Il Collegio, peraltro, rileva come l’Amministrazione Comunale appellata abbia omesso la dovuta considerazione di una siffatta differenza concettuale, atteso che l’utilizzazione, a fini classificatori, delle inedite indicazioni legislative rivenienti dal nuovo Codice della strada, in uno al recupero – nel diverso contesto disciplinato dalla normativa previgente di cui al D. M. n. 1404/1968 – della sussunzione della fattispecie nella medesima tipologia “C”, rende evidente un salto logico argomentativo nel procedimento che ha preceduto il diniego di rilascio del titolo edilizio, in disparte ogni minima analisi, anche semplicemente descrittiva, dello stato dei luoghi.
La necessaria osservanza della vigente normativa urbanistica locale, invero, avrebbe reso necessario che l’Amministrazione comunale appellata, in sede di classificazione della strada statale nella categoria “C”, anche ove ammissibile, a mente dell’art. 2 del D. Lgs. n. 285/1992 ovvero dell’art. 3 del previgente D. M. n. 1404/1968, peraltro neppure oggetto di richiamo descrittivo da parte dell’Ente locale, attendesse alla verifica del regime edificatorio dell’area.

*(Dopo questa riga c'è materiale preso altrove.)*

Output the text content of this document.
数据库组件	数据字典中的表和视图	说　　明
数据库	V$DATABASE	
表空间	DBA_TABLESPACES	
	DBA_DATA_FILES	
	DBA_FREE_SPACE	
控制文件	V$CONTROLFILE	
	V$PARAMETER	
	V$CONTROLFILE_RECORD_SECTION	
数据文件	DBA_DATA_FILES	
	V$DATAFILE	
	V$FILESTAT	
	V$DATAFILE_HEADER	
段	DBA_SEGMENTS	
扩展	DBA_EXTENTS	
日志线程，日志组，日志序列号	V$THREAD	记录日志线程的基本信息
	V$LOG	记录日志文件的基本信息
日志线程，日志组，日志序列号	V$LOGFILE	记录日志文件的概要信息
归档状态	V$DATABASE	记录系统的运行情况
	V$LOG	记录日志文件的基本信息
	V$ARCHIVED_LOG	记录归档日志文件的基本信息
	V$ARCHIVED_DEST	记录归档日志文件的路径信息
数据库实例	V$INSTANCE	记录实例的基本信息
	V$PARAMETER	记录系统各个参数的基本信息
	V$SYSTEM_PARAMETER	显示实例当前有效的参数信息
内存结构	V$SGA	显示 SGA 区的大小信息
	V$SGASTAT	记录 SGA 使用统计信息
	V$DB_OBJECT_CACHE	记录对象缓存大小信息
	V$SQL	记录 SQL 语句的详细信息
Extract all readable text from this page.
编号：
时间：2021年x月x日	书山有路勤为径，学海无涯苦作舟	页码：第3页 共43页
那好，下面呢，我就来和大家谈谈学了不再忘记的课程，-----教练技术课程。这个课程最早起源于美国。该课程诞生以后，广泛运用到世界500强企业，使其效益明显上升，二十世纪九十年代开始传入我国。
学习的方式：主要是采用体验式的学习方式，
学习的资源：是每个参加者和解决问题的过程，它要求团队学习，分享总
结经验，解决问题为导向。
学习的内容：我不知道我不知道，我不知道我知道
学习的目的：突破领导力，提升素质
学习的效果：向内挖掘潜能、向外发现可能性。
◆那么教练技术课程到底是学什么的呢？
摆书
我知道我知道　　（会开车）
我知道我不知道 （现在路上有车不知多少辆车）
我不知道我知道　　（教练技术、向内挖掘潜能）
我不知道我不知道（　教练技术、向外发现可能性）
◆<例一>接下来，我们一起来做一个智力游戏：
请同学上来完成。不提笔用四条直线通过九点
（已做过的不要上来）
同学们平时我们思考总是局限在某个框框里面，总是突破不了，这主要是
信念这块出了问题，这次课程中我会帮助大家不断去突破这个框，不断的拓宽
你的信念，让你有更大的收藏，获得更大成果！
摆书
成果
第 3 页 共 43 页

La Sezione, infatti, precisa come la salvaguardia dell’autonomia programmatoria in materia urbanistica degli Enti territoriali, mediante il condizionamento rigoroso ovvero più rigoroso del regime delle distanze all’esistenza o meno di una disciplina edificatoria, integri una tra le ragioni sottese alla disciplina attuale ed a quella previgente in tema di distanze dei fabbricati, sebbene la difforme previsione di cui, rispettivamente, all’art. 26, comma 3 del D. P. R. n. 495/1992 ed all’art. 1 del D. M. n. 1404/1968.
La prima disposizione, prescrive, in relazione alle strade sussumibili nella tipologia “C”, la minore distanza di metri dieci nelle fattispecie di edificazione al di fuori dei centri abitati, come delimitati ai sensi dell’art. 4 del D. Lgs. n. 285/1992, sebbene all’interno delle zone contemplate quali edificabili ovvero trasformabili dallo strumento urbanistico generale, quante volte lo stesso atto amministrativo sia idoneo a ricevere diretta applicazione ovvero se, per tali zone, risultino già esecutivi gli strumenti urbanistici attuativi.
D’altronde, i centri abitati e gli insediamenti previsti dai P. R. G. e dai Programmi di fabbricazione risultano esclusi in termini generali dal perimetro di applicazione dell’art. 1 del D. M. n. 1404/1968, come risulta dalla ricognizione del dato testuale della stessa norma previgente.